Mind the Secret Bunker - pepys
https://www.laphamsquarterly.org/roundtable/mind-secret-bunker
======
richardfeynman
I've found a bunch of secretish bunkers and tunnels in San Francisco. They're
all over the place starting at ocean beach and going towards GG Bridge.

------
zoenolan
London Transport Museum do tours of Down Street and a few of the other disused
stations. Weill worth a visit is you can

[https://www.ltmuseum.co.uk/whats-on/hidden-london/down-
stree...](https://www.ltmuseum.co.uk/whats-on/hidden-london/down-street)

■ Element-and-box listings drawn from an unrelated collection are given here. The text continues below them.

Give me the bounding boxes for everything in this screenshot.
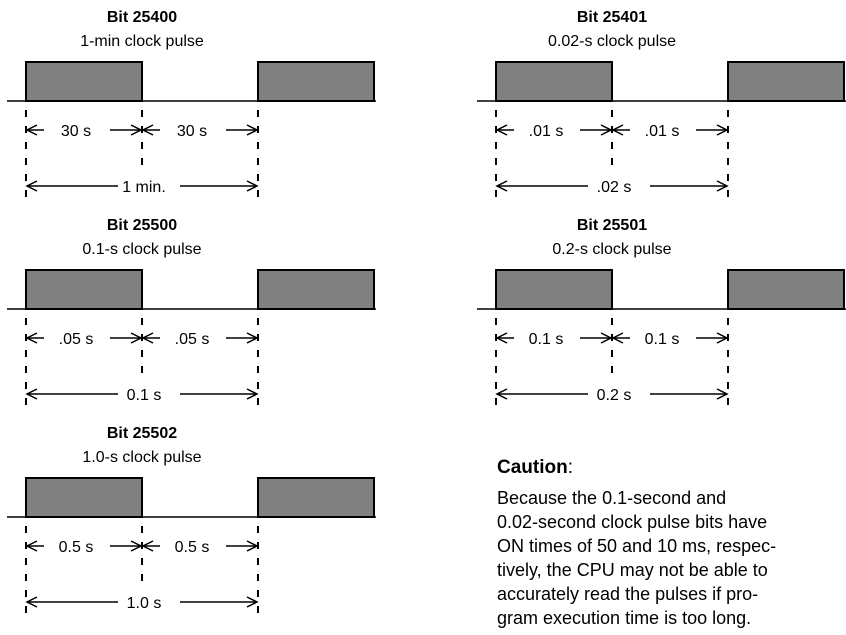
diagram-4-half2-label: 0.1 s — [645, 331, 680, 348]
diagram-5-pulse-on-1 — [25, 477, 143, 518]
diagram-2-description: 0.02-s clock pulse — [548, 33, 676, 50]
diagram-5-half2-label: 0.5 s — [175, 539, 210, 556]
diagram-3-pulse-on-1 — [25, 269, 143, 310]
diagram-5-period-label: 1.0 s — [127, 595, 162, 612]
diagram-4-half1-label: 0.1 s — [529, 331, 564, 348]
diagram-1-period-arrowhead-right — [246, 180, 259, 192]
diagram-3-pulse-on-2 — [257, 269, 375, 310]
diagram-4-period-arrowhead-left — [495, 388, 508, 400]
diagram-2-period-arrowhead-left — [495, 180, 508, 192]
diagram-2-half1-label: .01 s — [529, 123, 564, 140]
diagram-1-pulse-on-2 — [257, 61, 375, 102]
diagram-1-half2-label: 30 s — [177, 123, 207, 140]
diagram-5-period-arrowhead-right — [246, 596, 259, 608]
diagram-1-half1-label: 30 s — [61, 123, 91, 140]
diagram-4-period-arrowhead-right — [716, 388, 729, 400]
diagram-3-bit-label: Bit 25500 — [107, 217, 177, 234]
diagram-4-pulse-on-1 — [495, 269, 613, 310]
diagram-3-half1-label: .05 s — [59, 331, 94, 348]
diagram-1-description: 1-min clock pulse — [80, 33, 204, 50]
diagram-2-half1-arrowhead-right — [600, 124, 613, 136]
diagram-2-half2-arrowhead-left — [611, 124, 624, 136]
diagram-4-half1-arrowhead-right — [600, 332, 613, 344]
diagram-4-bit-label: Bit 25501 — [577, 217, 647, 234]
diagram-4-description: 0.2-s clock pulse — [552, 241, 671, 258]
diagram-3-period-label: 0.1 s — [127, 387, 162, 404]
diagram-5-half1-arrowhead-right — [130, 540, 143, 552]
caution-text: Because the 0.1-second and 0.02-second c… — [497, 488, 777, 628]
caution-title: Caution: — [497, 457, 573, 478]
diagram-4-period-label: 0.2 s — [597, 387, 632, 404]
diagram-2-half2-arrowhead-right — [716, 124, 729, 136]
diagram-5-half1-arrowhead-left — [25, 540, 38, 552]
diagram-5-half2-arrowhead-right — [246, 540, 259, 552]
diagram-4-half2-arrowhead-right — [716, 332, 729, 344]
diagram-2-half2-label: .01 s — [645, 123, 680, 140]
diagram-5-period-arrowhead-left — [25, 596, 38, 608]
diagram-2-half1-arrowhead-left — [495, 124, 508, 136]
diagram-2-period-label: .02 s — [597, 179, 632, 196]
diagram-1-half1-arrowhead-left — [25, 124, 38, 136]
diagram-1-period-arrowhead-left — [25, 180, 38, 192]
diagram-2-period-arrowhead-right — [716, 180, 729, 192]
diagram-3-half2-label: .05 s — [175, 331, 210, 348]
diagram-5-half1-label: 0.5 s — [59, 539, 94, 556]
diagram-2-pulse-on-2 — [727, 61, 845, 102]
diagram-1-half1-arrowhead-right — [130, 124, 143, 136]
diagram-4-half2-arrowhead-left — [611, 332, 624, 344]
diagram-1-half2-arrowhead-right — [246, 124, 259, 136]
diagram-5-half2-arrowhead-left — [141, 540, 154, 552]
diagram-4-half1-arrowhead-left — [495, 332, 508, 344]
diagram-1-half2-arrowhead-left — [141, 124, 154, 136]
diagram-3-half1-arrowhead-right — [130, 332, 143, 344]
diagram-1-period-label: 1 min. — [122, 179, 166, 196]
diagram-2-bit-label: Bit 25401 — [577, 9, 647, 26]
diagram-2-pulse-on-1 — [495, 61, 613, 102]
diagram-4-pulse-on-2 — [727, 269, 845, 310]
diagram-3-description: 0.1-s clock pulse — [82, 241, 201, 258]
diagram-1-pulse-on-1 — [25, 61, 143, 102]
diagram-3-half2-arrowhead-right — [246, 332, 259, 344]
diagram-1-bit-label: Bit 25400 — [107, 9, 177, 26]
diagram-3-half2-arrowhead-left — [141, 332, 154, 344]
diagram-3-half1-arrowhead-left — [25, 332, 38, 344]
diagram-5-pulse-on-2 — [257, 477, 375, 518]
diagram-5-bit-label: Bit 25502 — [107, 425, 177, 442]
diagram-3-period-arrowhead-right — [246, 388, 259, 400]
diagram-5-description: 1.0-s clock pulse — [82, 449, 201, 466]
diagram-3-period-arrowhead-left — [25, 388, 38, 400]
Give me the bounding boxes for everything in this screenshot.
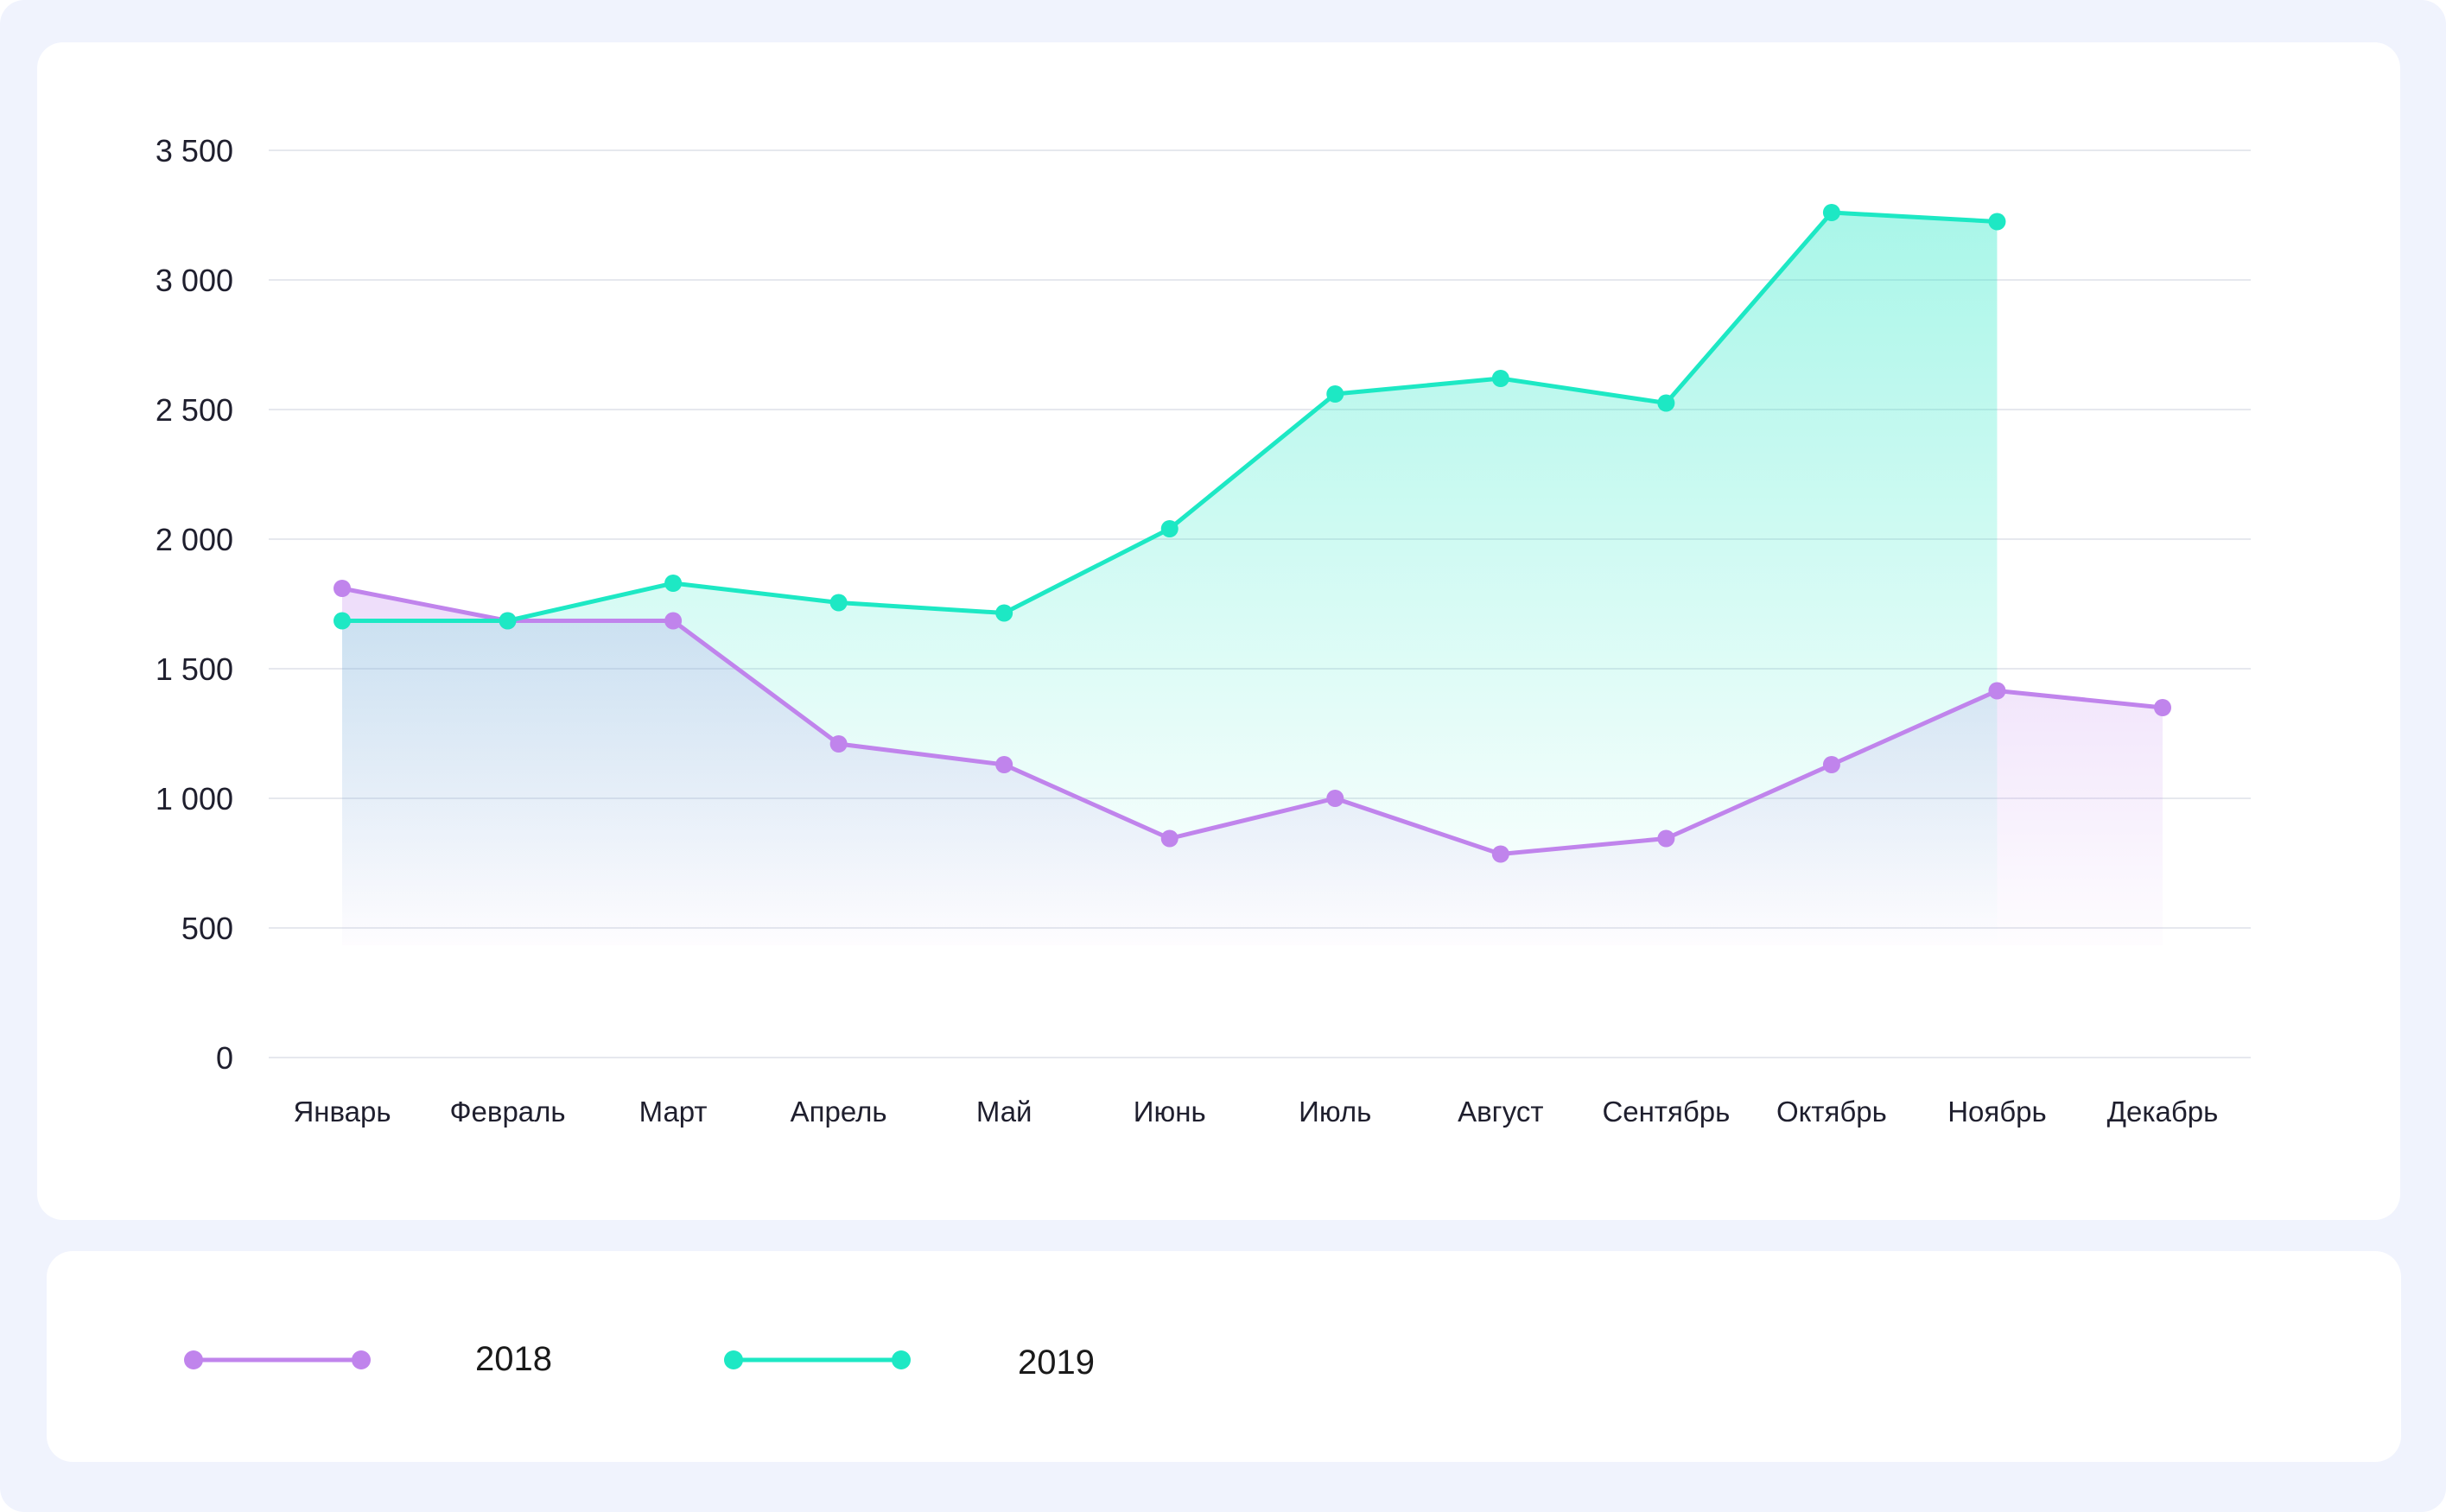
point-2018-1	[334, 580, 351, 597]
point-2019-9	[1657, 394, 1675, 412]
x-tick-label-1: Январь	[293, 1096, 391, 1128]
legend-item-2018: 2018	[47, 1251, 651, 1462]
legend-label-2019: 2019	[1018, 1344, 1095, 1382]
line-2018	[340, 586, 2165, 856]
line-area-chart: 0 500 1 000 1 500 2 000 2 500 3 000 3 500 Январь…	[156, 133, 2251, 1128]
point-2018-6	[1160, 829, 1179, 848]
point-2018-4	[829, 735, 848, 753]
x-tick-label-4: Апрель	[791, 1096, 887, 1128]
y-tick-label-1500: 1 500	[156, 651, 233, 687]
x-tick-label-3: Март	[639, 1096, 708, 1128]
point-2018-9	[1657, 829, 1675, 848]
point-2019-6	[1160, 520, 1179, 537]
legend-swatch-2019	[724, 1350, 911, 1369]
x-tick-label-12: Декабрь	[2107, 1096, 2219, 1128]
x-tick-label-8: Август	[1458, 1096, 1543, 1128]
point-2019-7	[1326, 385, 1344, 403]
point-2019-8	[1491, 370, 1509, 387]
point-2019-1	[334, 612, 351, 630]
y-tick-label-500: 500	[181, 911, 233, 946]
point-2019-10	[1822, 204, 1840, 221]
y-tick-label-3500: 3 500	[156, 133, 233, 168]
x-tick-label-5: Май	[976, 1096, 1032, 1128]
point-2018-10	[1822, 756, 1840, 773]
point-2019-11	[1988, 213, 2006, 231]
y-tick-label-0: 0	[216, 1040, 233, 1076]
legend-label-2018: 2018	[475, 1340, 552, 1378]
point-2018-8	[1491, 845, 1509, 863]
y-tick-label-2000: 2 000	[156, 522, 233, 557]
point-2018-7	[1326, 790, 1344, 807]
x-tick-label-11: Ноябрь	[1947, 1096, 2047, 1128]
y-tick-label-1000: 1 000	[156, 781, 233, 816]
legend-swatch-2018	[184, 1350, 371, 1369]
y-tick-label-3000: 3 000	[156, 263, 233, 298]
point-2019-5	[995, 604, 1013, 622]
x-tick-label-7: Июль	[1299, 1096, 1371, 1128]
x-tick-label-6: Июнь	[1134, 1096, 1206, 1128]
x-tick-label-2: Февраль	[449, 1096, 565, 1128]
legend: 2018 2019	[47, 1251, 2401, 1462]
point-2018-5	[995, 756, 1013, 773]
x-tick-label-10: Октябрь	[1776, 1096, 1887, 1128]
point-2019-4	[829, 594, 848, 612]
y-tick-label-2500: 2 500	[156, 392, 233, 428]
area-2019	[342, 213, 1998, 945]
point-2019-3	[664, 575, 683, 592]
point-2018-3	[664, 612, 683, 630]
chart-card: 0 500 1 000 1 500 2 000 2 500 3 000 3 500 Январь…	[37, 42, 2400, 1220]
legend-item-2019: 2019	[651, 1251, 1256, 1462]
point-2018-11	[1988, 682, 2006, 700]
point-2018-12	[2154, 699, 2171, 716]
x-tick-label-9: Сентябрь	[1602, 1096, 1730, 1128]
point-2019-2	[499, 612, 517, 630]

Another interesting station is Chancery Lane and the kingsway exchange

[https://www.subbrit.org.uk/sites/kingsway-telephone-
exchange...](https://www.subbrit.org.uk/sites/kingsway-telephone-exchange/)

Other closed stations

[http://www.abandonedstations.org.uk/](http://www.abandonedstations.org.uk/)

------
PostOnce
this reminds me of a story from Jason Scott's podcast about a hidden garage
for high end motorcycles that appears outwardly to be a residential apartment,
where he muses about how many other interesting things must be hidden in our
cities

[https://m.youtube.com/watch?v=g3TOirIFh4s](https://m.youtube.com/watch?v=g3TOirIFh4s)

------
osullivj
Didn't know that the Cabinet War Rooms only came into operation after the
Blitz; I'd always assumed all those underground scenes we see in war movies
like the recent Gary Oldman Churchill movie were set in the War Rooms.